Test drill for Martian ice and finding alien probes

Welcome! "Alien Life" tracks the latest discoveries and thoughts in the various elements of the famous Drake Equation. Here's today's news:
g Stars - New dark matter observations may yield new insights into the role of dark energy in the universe's early formative years. The result suggests that galaxy clusters may have formed earlier than expected, before the push of dark energy inhibited their growth. See article.

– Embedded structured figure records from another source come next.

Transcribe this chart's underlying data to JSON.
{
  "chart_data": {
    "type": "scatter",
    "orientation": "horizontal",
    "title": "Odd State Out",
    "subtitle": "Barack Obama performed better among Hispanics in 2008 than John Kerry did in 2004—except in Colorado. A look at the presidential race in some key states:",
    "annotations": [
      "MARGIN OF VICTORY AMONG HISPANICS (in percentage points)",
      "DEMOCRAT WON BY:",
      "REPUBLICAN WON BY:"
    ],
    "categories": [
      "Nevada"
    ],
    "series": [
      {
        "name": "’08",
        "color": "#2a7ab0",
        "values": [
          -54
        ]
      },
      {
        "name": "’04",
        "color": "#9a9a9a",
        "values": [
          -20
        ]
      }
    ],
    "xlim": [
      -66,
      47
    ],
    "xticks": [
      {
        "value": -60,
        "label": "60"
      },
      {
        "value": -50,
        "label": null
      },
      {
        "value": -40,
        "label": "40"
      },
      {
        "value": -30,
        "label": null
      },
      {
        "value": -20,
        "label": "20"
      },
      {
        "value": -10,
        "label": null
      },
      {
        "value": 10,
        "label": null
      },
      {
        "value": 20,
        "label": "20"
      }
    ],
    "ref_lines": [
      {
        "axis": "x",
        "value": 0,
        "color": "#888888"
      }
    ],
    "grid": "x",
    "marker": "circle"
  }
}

g Life - An international team of scientists, including a leading evolutionary biologist from the Academy of Natural Sciences in Philadelphia, have reset the agenda for future research in the highly diverse Amazon region by showing that the extraordinary diversity found there is much older than generally thought. See article.
g Intelligence - Dirty “kitchen” tools reveal that cavemen were grinding their own flour and preparing vegetables for meals at least 30,000 years ago, according to new research. See article.
g Message - A typical alien probe might be 1 to 10 m in size, large enough to house a microwave antenna to report back and to- survive micrometeorite impacts for millions of years, yet fight enough to fly across the interstellar abyss without consuming too much energy. Where might it be? Finding it is rather like searching a beach for one special, oddly-shaped grain of sand. See article. This article is from 1984.
g Cosmicus - Members of NASA’s IceBite team will be in Antarctica’s Dry Valleys this month testing a drill developed by Honeybee Robotics for possible use on a future mission to the arctic northern plains of Mars. The IceBreaker drill is designed to obtain samples for scientific analysis of ice and soil from as much as a meter (3 feet) below the surface. See article.
g Learning - More than three decades after concentrating in a subject that would not become the focus of his career, astronomer and astrophysics professor Adam Burrows sought to make it easier for current students to do so. See article.